In an exclusive interview with Krishna Bahirwani, Harshad Patwardhan, CIO – Equity, Edelweiss Asset Management Limited discusses the various factors affecting the markets at the moment and where investors should park their money.
Krishna: Volatility has made a major comeback after 2017 which had more or less upward momentum, do you believe it is here to stay?
Harshad: In a way 2017 was a very unusual year of very low volatility whereas high volatility is normal for our markets. If you look at any year apart from 2017 going backwards, there are ups and downs that happen in the market. Granted that 2018 has been a very bad year particularly for midcap and smallcap stocks, but high volatility is something we should expect going forward also. Maybe not the kind we have seen this year, but we are unlikely to have years like 2017 very often.
Krishna: Even after the recent correction do you believe market valuations are still high? Do you see scope for further corrections?
Harshad: Largecaps, midcaps and smallcaps have behaved very differently this year.
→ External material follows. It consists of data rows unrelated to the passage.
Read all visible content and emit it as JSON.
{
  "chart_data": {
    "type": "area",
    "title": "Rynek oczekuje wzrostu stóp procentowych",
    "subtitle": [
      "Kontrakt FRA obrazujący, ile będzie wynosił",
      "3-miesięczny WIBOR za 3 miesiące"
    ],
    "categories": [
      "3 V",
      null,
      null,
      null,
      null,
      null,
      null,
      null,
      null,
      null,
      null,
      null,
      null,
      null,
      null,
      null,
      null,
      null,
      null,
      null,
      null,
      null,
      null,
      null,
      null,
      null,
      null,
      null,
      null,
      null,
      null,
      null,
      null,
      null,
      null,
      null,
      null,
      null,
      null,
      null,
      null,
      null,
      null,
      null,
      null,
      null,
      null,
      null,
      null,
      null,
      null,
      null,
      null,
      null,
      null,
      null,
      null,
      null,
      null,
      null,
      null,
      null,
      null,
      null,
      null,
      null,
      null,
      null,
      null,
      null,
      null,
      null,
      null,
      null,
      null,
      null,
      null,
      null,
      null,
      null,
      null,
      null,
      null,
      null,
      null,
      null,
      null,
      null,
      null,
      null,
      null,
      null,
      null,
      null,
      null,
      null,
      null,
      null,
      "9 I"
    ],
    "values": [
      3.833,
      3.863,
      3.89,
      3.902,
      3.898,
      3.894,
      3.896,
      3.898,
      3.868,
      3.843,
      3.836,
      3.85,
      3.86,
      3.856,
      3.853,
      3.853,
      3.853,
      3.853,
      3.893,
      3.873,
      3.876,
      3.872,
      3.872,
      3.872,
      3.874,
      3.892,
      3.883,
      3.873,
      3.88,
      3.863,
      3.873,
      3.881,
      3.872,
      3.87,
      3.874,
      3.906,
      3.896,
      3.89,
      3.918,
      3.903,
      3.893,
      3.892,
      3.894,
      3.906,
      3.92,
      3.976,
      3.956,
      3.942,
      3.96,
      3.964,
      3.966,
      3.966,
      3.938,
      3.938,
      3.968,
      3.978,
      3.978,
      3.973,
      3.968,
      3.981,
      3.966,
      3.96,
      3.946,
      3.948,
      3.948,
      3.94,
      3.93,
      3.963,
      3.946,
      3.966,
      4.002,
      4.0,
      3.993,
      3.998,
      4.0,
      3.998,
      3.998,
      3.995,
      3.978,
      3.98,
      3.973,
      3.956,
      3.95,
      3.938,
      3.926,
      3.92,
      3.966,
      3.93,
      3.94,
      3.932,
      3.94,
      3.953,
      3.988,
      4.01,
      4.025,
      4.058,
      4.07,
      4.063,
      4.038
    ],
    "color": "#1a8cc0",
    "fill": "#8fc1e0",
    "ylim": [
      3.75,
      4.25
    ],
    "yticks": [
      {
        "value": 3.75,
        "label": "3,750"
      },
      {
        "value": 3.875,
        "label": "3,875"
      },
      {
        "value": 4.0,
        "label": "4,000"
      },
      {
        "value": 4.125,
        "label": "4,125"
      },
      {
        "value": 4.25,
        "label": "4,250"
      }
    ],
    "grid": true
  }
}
In largecaps, if you look at Sensex, for example, it is up 5% this year. Midcaps, on the other hand, are down 17-18% this year while smallcaps are down even further at around 30-31%. A lot of valuation correction has happened in terms of midcaps and smallcaps whereas largecaps haven’t seen much correction. Post analyzing what has led to this correction; it is clear that it is not due to fundamental deterioration. There are many good quality companies that have had earnings improvement over the last year, but the stock prices are down in companies like these, hence the valuation correction is even steeper. You could still potentially see re-rating of smallcaps and midcaps or further correction in largecaps.
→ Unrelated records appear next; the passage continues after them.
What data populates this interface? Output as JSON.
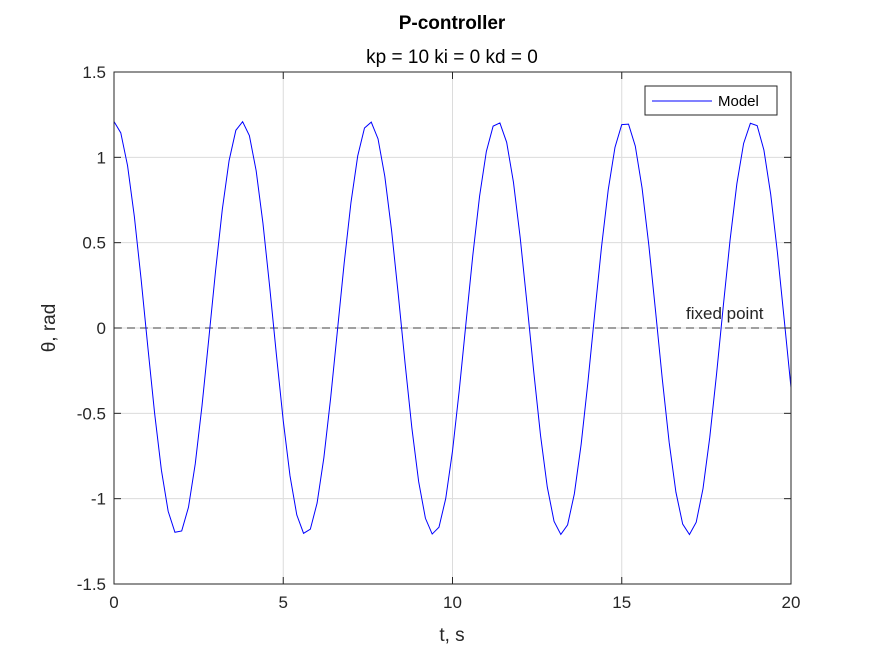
{
  "chart_data": {
    "type": "line",
    "title": "P-controller",
    "subtitle": "kp = 10 ki = 0 kd = 0",
    "xlabel": "t, s",
    "ylabel": "θ, rad",
    "xlim": [
      0,
      20
    ],
    "ylim": [
      -1.5,
      1.5
    ],
    "xticks": [
      "0",
      "5",
      "10",
      "15",
      "20"
    ],
    "yticks": [
      "-1.5",
      "-1",
      "-0.5",
      "0",
      "0.5",
      "1",
      "1.5"
    ],
    "grid": true,
    "legend": {
      "position": "top-right",
      "entries": [
        "Model"
      ]
    },
    "series": [
      {
        "name": "Model",
        "color": "#0000ff",
        "amplitude": 1.21,
        "omega": 1.664,
        "phase": 0,
        "t_start": 0,
        "t_end": 20,
        "sample_step": 0.2
      }
    ],
    "reference_line": {
      "y": 0,
      "style": "dashed",
      "color": "#404040",
      "label": "fixed point"
    }
  }
}
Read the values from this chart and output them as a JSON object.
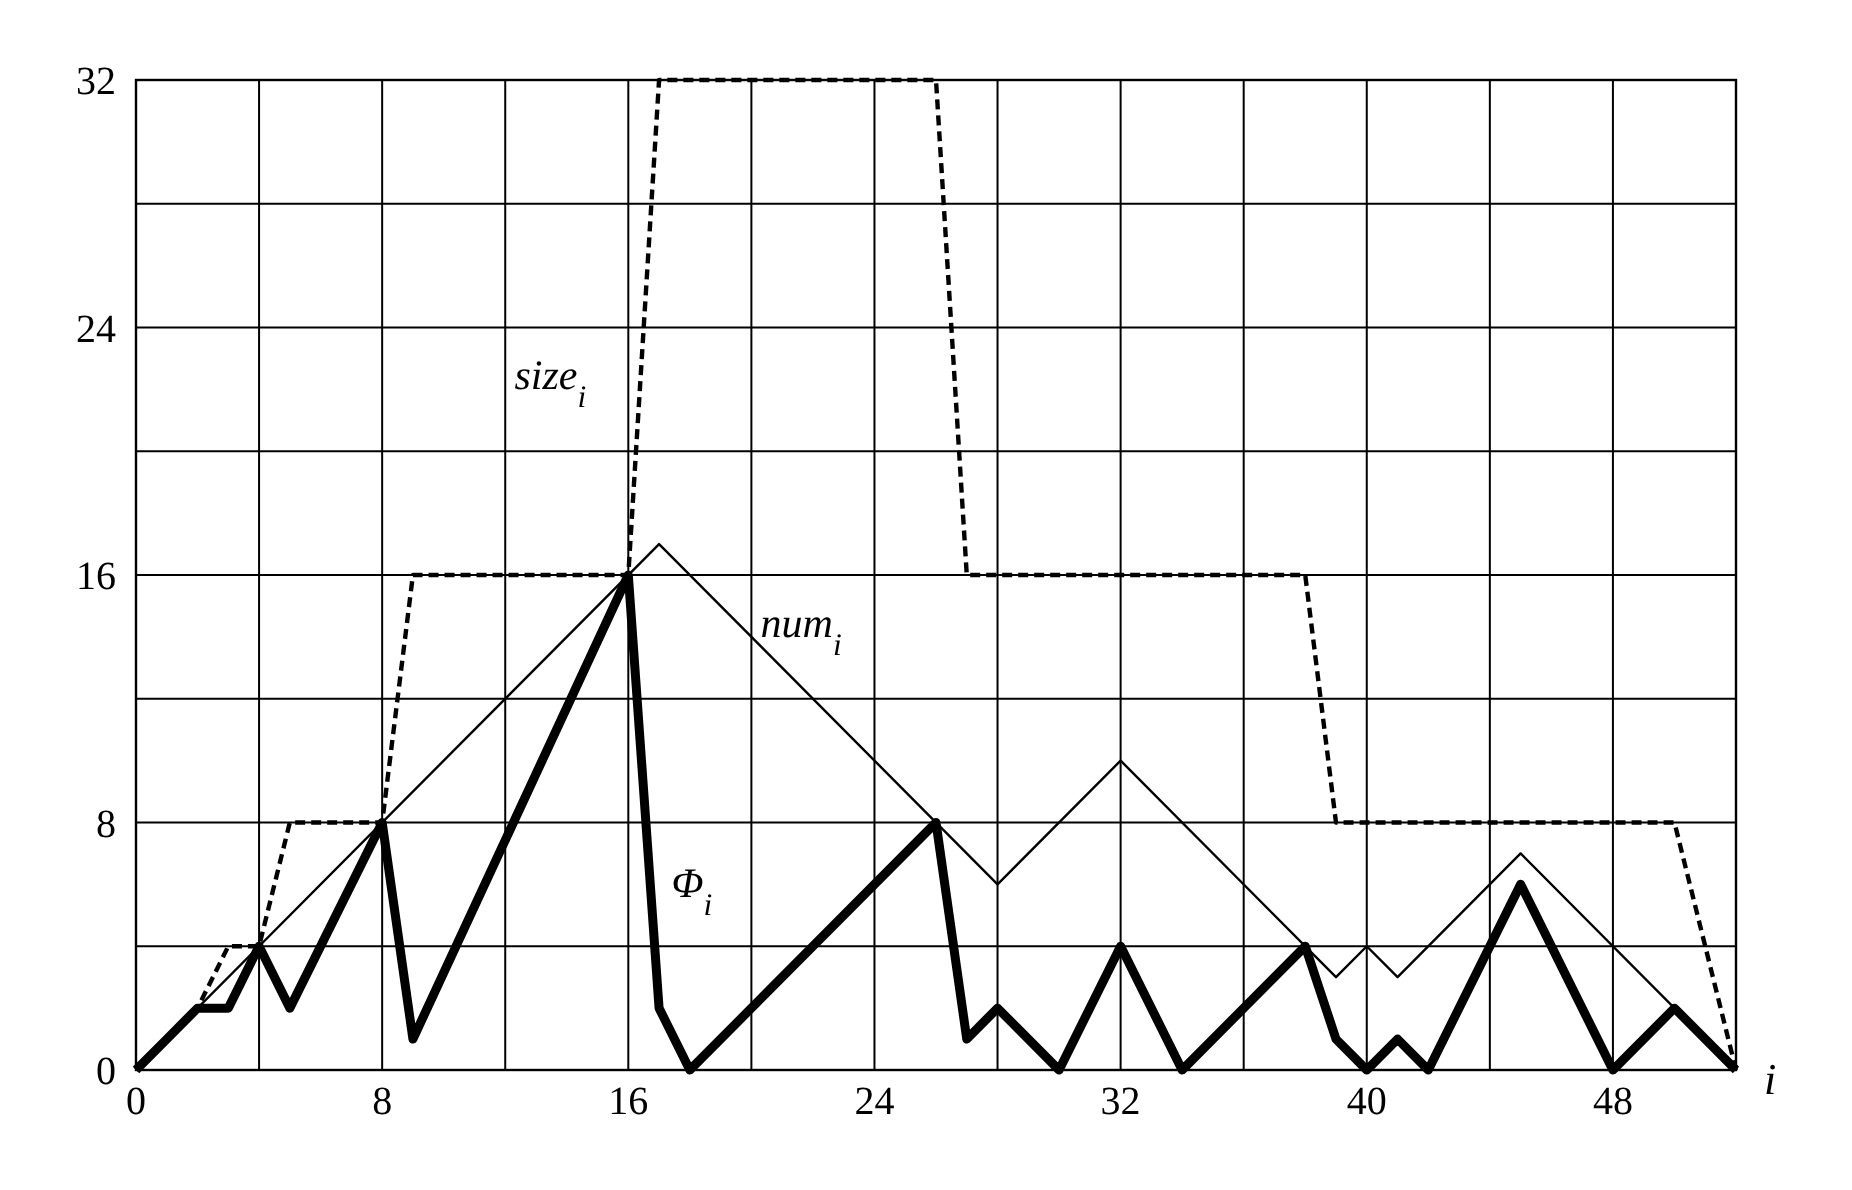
{
  "chart_data": {
    "type": "line",
    "xlabel": "i",
    "xlim": [
      0,
      52
    ],
    "ylim": [
      0,
      32
    ],
    "xticks": [
      0,
      {
        "value": 4,
        "label": null
      },
      8,
      {
        "value": 12,
        "label": null
      },
      16,
      {
        "value": 20,
        "label": null
      },
      24,
      {
        "value": 28,
        "label": null
      },
      32,
      {
        "value": 36,
        "label": null
      },
      40,
      {
        "value": 44,
        "label": null
      },
      48,
      {
        "value": 52,
        "label": null
      }
    ],
    "yticks": [
      0,
      {
        "value": 4,
        "label": null
      },
      8,
      {
        "value": 12,
        "label": null
      },
      16,
      {
        "value": 20,
        "label": null
      },
      24,
      {
        "value": 28,
        "label": null
      },
      32
    ],
    "grid": true,
    "marker": "none",
    "series": [
      {
        "name": "size$_{i}$",
        "color": "#000000",
        "line_style": "dashed",
        "x": [
          0,
          2,
          3,
          4,
          5,
          8,
          9,
          16,
          17,
          26,
          27,
          38,
          39,
          50,
          52
        ],
        "values": [
          0,
          2,
          4,
          4,
          8,
          8,
          16,
          16,
          32,
          32,
          16,
          16,
          8,
          8,
          0
        ]
      },
      {
        "name": "num$_{i}$",
        "color": "#000000",
        "line_style": "solid",
        "x": [
          0,
          17,
          28,
          32,
          39,
          40,
          41,
          45,
          52
        ],
        "values": [
          0,
          17,
          6,
          10,
          3,
          4,
          3,
          7,
          0
        ]
      },
      {
        "name": "Φ$_{i}$",
        "color": "#000000",
        "line_style": "solid",
        "x": [
          0,
          1,
          2,
          3,
          4,
          5,
          8,
          9,
          16,
          17,
          18,
          26,
          27,
          28,
          30,
          32,
          34,
          38,
          39,
          40,
          41,
          42,
          45,
          48,
          50,
          52
        ],
        "values": [
          0,
          1,
          2,
          2,
          4,
          2,
          8,
          1,
          16,
          2,
          0,
          8,
          1,
          2,
          0,
          4,
          0,
          4,
          1,
          0,
          1,
          0,
          6,
          0,
          2,
          0
        ]
      }
    ]
  }
}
Krishna: Despite BJP losing all the states during the current state elections, markets have held it together. Why do you believe that is?
Harshad: We are still trying to figure what explains this. Around the time of the election result, another significant development also took place which was the resignation of the RBI governor. The market could have backed the view that election was an event and now the event has passed, and on a going forward basis, things should be okay. Everyone knew that this event was about to take place and the exit polls had already predicted that BJP might not do well. It is a widespread belief that people buy based on rumour and sell based on news, this time it happened the other way around. However, cannot state with 100% certainty that this is why it happened.
Krishna: What do you believe is an ideal asset allocation for the next two years?
Harshad: Asset allocation depends on the circumstances of the particular investor. It is important to factor in things like age, what stage of his life and career he or she is in. Asset allocation is a function of a lot of these types of characteristics, so it is very difficult to give advice that suits everybody. This is also why we are very particular about mentioning that retail investors should seek the advice of financial advisors to decide their asset allocation. However, what we can suggest is that within equity if your risk appetite is a little higher, this is the time to allocate more money to midcaps and smallcaps. This is because of the steep valuation correction we discussed and also once normalcy returns we will see better returns coming from the midcap and smallcap space.
Krishna: Are there any specific sectors that you believe warrant special attention going forward?
Harshad: Going forward, one may need to be quite fleet-footed because things can change quite dramatically, especially since May 2019 is going to be another big event where the general election results will be announced. As things stand today, private sector banks and consumer durable companies look good from a medium to long-term perspective.
Krishna: Market veterans across the board talk about equity outperformance over the very long term, if you were to create a portfolio for the next ten or fifteen years, what sectors or what kinds of stocks would you pick for such a period?
Harshad: For mutual funds, if investors have such a long horizon, it is recommended to look at a diversified midcap portfolio. We have looked at the numbers and the longer the time horizon, the bigger the chances that midcaps will outperform largecap stocks. As far as direct equity goes, ten or fifteen years is a long time, and many things can change, that one should be aware of. Let’s assume that there is a very high-quality business with a very good track record under particular management. In a few years, it is possible that the management might change and then you have to re-evaluate, or it is possible that some new entrant might come and disrupt the market. Just because the company has done well over the last fifteen years doesn’t necessarily mean that it will continue to do well over the next fifteen years. Investors should not buy and forget, our view is that they should keep reviewing their portfolio at regular intervals. This should be at least once a year if not more.
Krishna: In your opinion, can one look at including international funds as part of the long-term mutual fund portfolio?
Harshad: International funds can provide additional diversification benefits to the overall portfolio of the investors. In addition, if an investor has a strong view on a particular country doing well in the long run; exposure to this kind of a theme is possible using the appropriate international fund.
Disclaimer: The author is an active investor in Edelweiss Capital. Mr Harshad Patwardhan is the CIO – Equity of Edelweiss Asset Management Limited (EAML) and the views expressed above are his own. Mutual Fund investments are subject to market risks, read all scheme related documents carefully.